Chapman gives us an understanding of the word “bond” that he modestly claims “provides us with a different perspective on Adam’s fallen thinking.” In explaining to Eve why he has chosen to sin with her, Adam uses the phrase “bond of nature.” In using this phrase, Chapman says, “Adam implies not only that he has a natural tie to Eve but that he and Nature have entered into a legal ‘bond.’ “
Crucially, the author discerns that “this image strategically erases the Son’s agency. Whereas earlier Adam asked the Son to grant him ‘collateral love,’ now he imagines that his receipt of Eve was a purely private transaction between himself and Nature.”
The insights the author provides are numerous and eye-opening. On the subject of the prohibition against eating from the tree of knowledge, Chapman writes “Milton shows that the fall happens in part because, under Satan’s coaching, Adam and Eve apply contractual thinking to a prohibition that was instead the nonnegotiable cornerstone of God’s positive law.” At the heart of the issue is the move Milton makes when he refers to the tree as “interdicted” by God. While scholars till now have thought of this as merely a prohibition, Chapman leads us to understand “an interdict was a decree in Roman law typically used to ban private persons from taking actions related to possession.”

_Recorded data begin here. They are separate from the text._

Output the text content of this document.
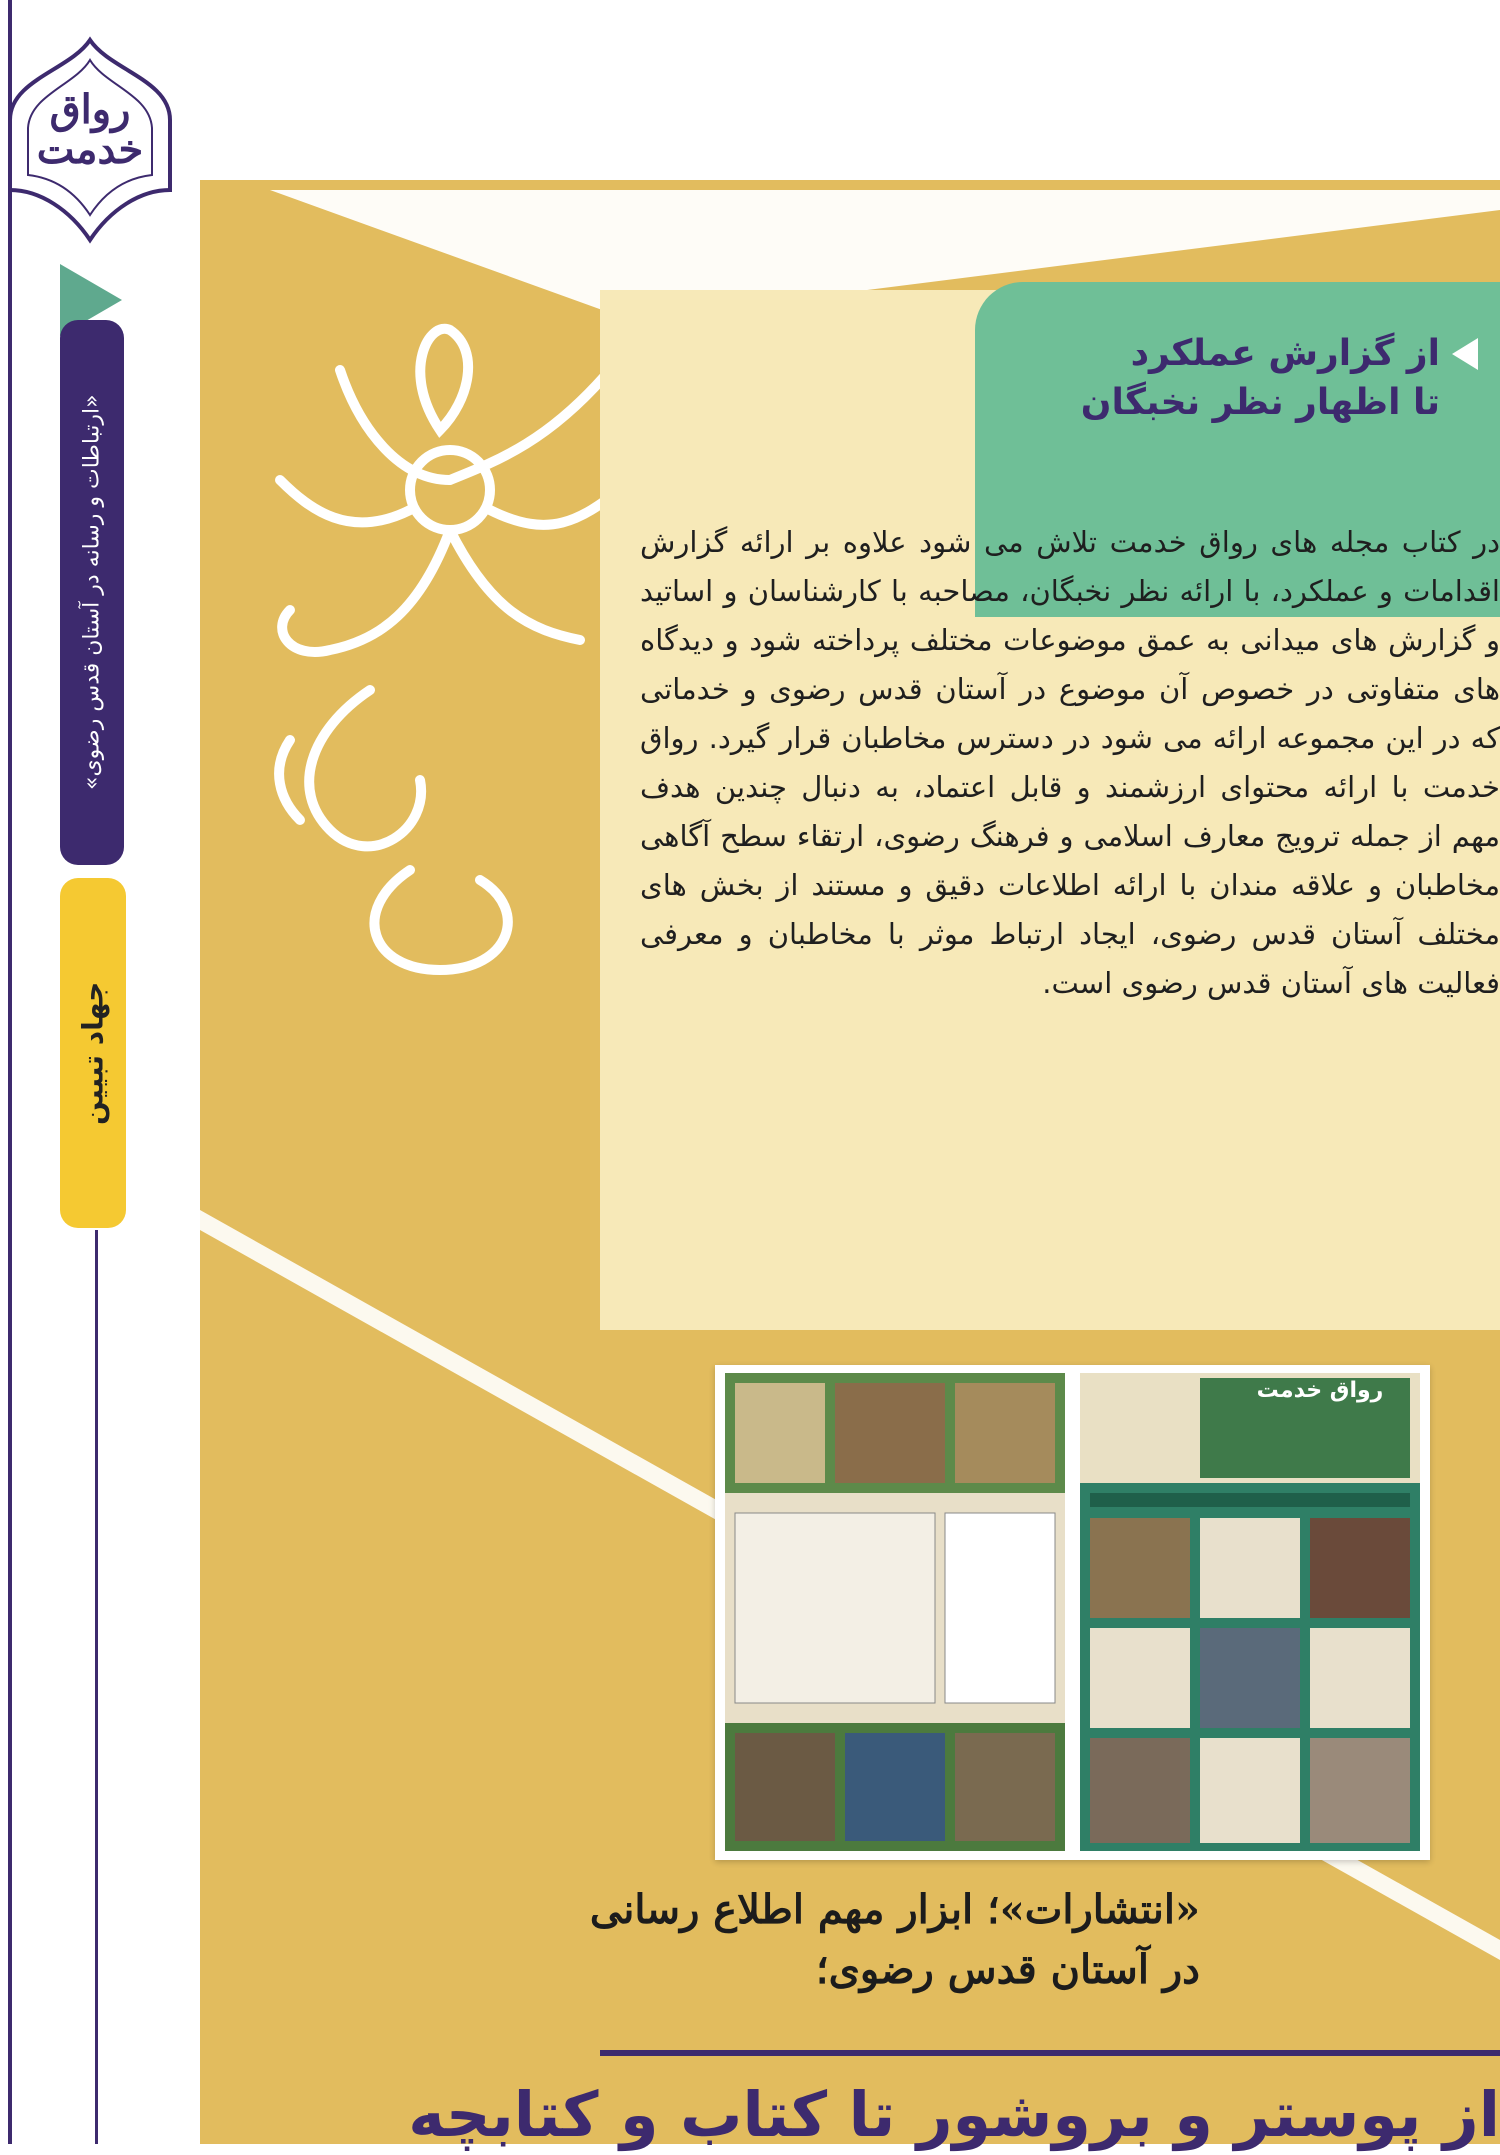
رواق خدمت
«ارتباطات و رسانه در آستان قدس رضوی»
جهاد تبیین
از گزارش عملکرد
تا اظهار نظر نخبگان
در کتاب مجله های رواق خدمت تلاش می شود علاوه بر ارائه گزارش اقدامات و عملکرد، با ارائه نظر نخبگان، مصاحبه با کارشناسان و اساتید و گزارش های میدانی به عمق موضوعات مختلف پرداخته شود و دیدگاه های متفاوتی در خصوص آن موضوع در آستان قدس رضوی و خدماتی که در این مجموعه ارائه می شود در دسترس مخاطبان قرار گیرد. رواق خدمت با ارائه محتوای ارزشمند و قابل اعتماد، به دنبال چندین هدف مهم از جمله ترویج معارف اسلامی و فرهنگ رضوی، ارتقاء سطح آگاهی مخاطبان و علاقه مندان با ارائه اطلاعات دقیق و مستند از بخش های مختلف آستان قدس رضوی، ایجاد ارتباط موثر با مخاطبان و معرفی فعالیت های آستان قدس رضوی است.
رواق خدمت
«انتشارات»؛ ابزار مهم اطلاع رسانی
در آستان قدس رضوی؛
از پوستر و بروشور تا کتاب و کتابچه
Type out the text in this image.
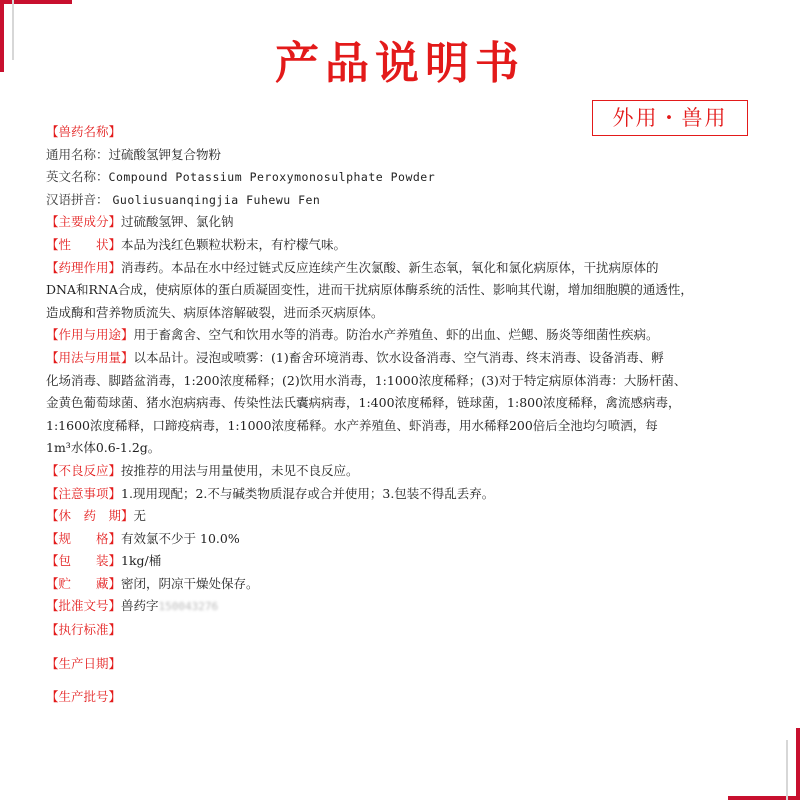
产品说明书
外用・兽用
【兽药名称】
通用名称：过硫酸氢钾复合物粉
英文名称：Compound Potassium Peroxymonosulphate Powder
汉语拼音： Guoliusuanqingjia Fuhewu Fen
【主要成分】过硫酸氢钾、氯化钠
【性　　状】本品为浅红色颗粒状粉末，有柠檬气味。
【药理作用】消毒药。本品在水中经过链式反应连续产生次氯酸、新生态氧，氧化和氯化病原体，干扰病原体的
DNA和RNA合成，使病原体的蛋白质凝固变性，进而干扰病原体酶系统的活性、影响其代谢，增加细胞膜的通透性，
造成酶和营养物质流失、病原体溶解破裂，进而杀灭病原体。
【作用与用途】用于畜禽舍、空气和饮用水等的消毒。防治水产养殖鱼、虾的出血、烂鳃、肠炎等细菌性疾病。
【用法与用量】以本品计。浸泡或喷雾：(1)畜舍环境消毒、饮水设备消毒、空气消毒、终末消毒、设备消毒、孵
化场消毒、脚踏盆消毒，1:200浓度稀释；(2)饮用水消毒，1:1000浓度稀释；(3)对于特定病原体消毒：大肠杆菌、
金黄色葡萄球菌、猪水泡病病毒、传染性法氏囊病病毒，1:400浓度稀释，链球菌，1:800浓度稀释，禽流感病毒，
1:1600浓度稀释，口蹄疫病毒，1:1000浓度稀释。水产养殖鱼、虾消毒，用水稀释200倍后全池均匀喷洒，每
1m³水体0.6-1.2g。
【不良反应】按推荐的用法与用量使用，未见不良反应。
【注意事项】1.现用现配；2.不与碱类物质混存或合并使用；3.包装不得乱丢弃。
【休　药　期】无
【规　　格】有效氯不少于 10.0%
【包　　装】1kg/桶
【贮　　藏】密闭，阴凉干燥处保存。
【批准文号】兽药字150043276
【执行标准】
【生产日期】
【生产批号】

After more than 300 years of study, it is amazing that previous scholars have missed (or dismissed) the plethora of legal road signs (some with blinking lights, to make sure they could not be ignored) in Paradise Lost. My own research into Paradise Lost (published in the journal Renaissance and Reformation in 2016) shows how equally obvious indicators from the realm of astronomy have also been totally misunderstood for centuries. This book substantially transforms our understanding of the greatest prose work in English literature.
I found a few typos. The text should read: “exactly the same way” pg. 84; pg. 148: “as part of a new legal system”; pg. 203: “into a room”. The index needed more work; for example, the Bye Plot of 1603 (mentioned on pg. 231) is not included.
The Legal Epic: Paradise Lost and Early Modern Law (291 pages) is $40 from University of Chicago Press.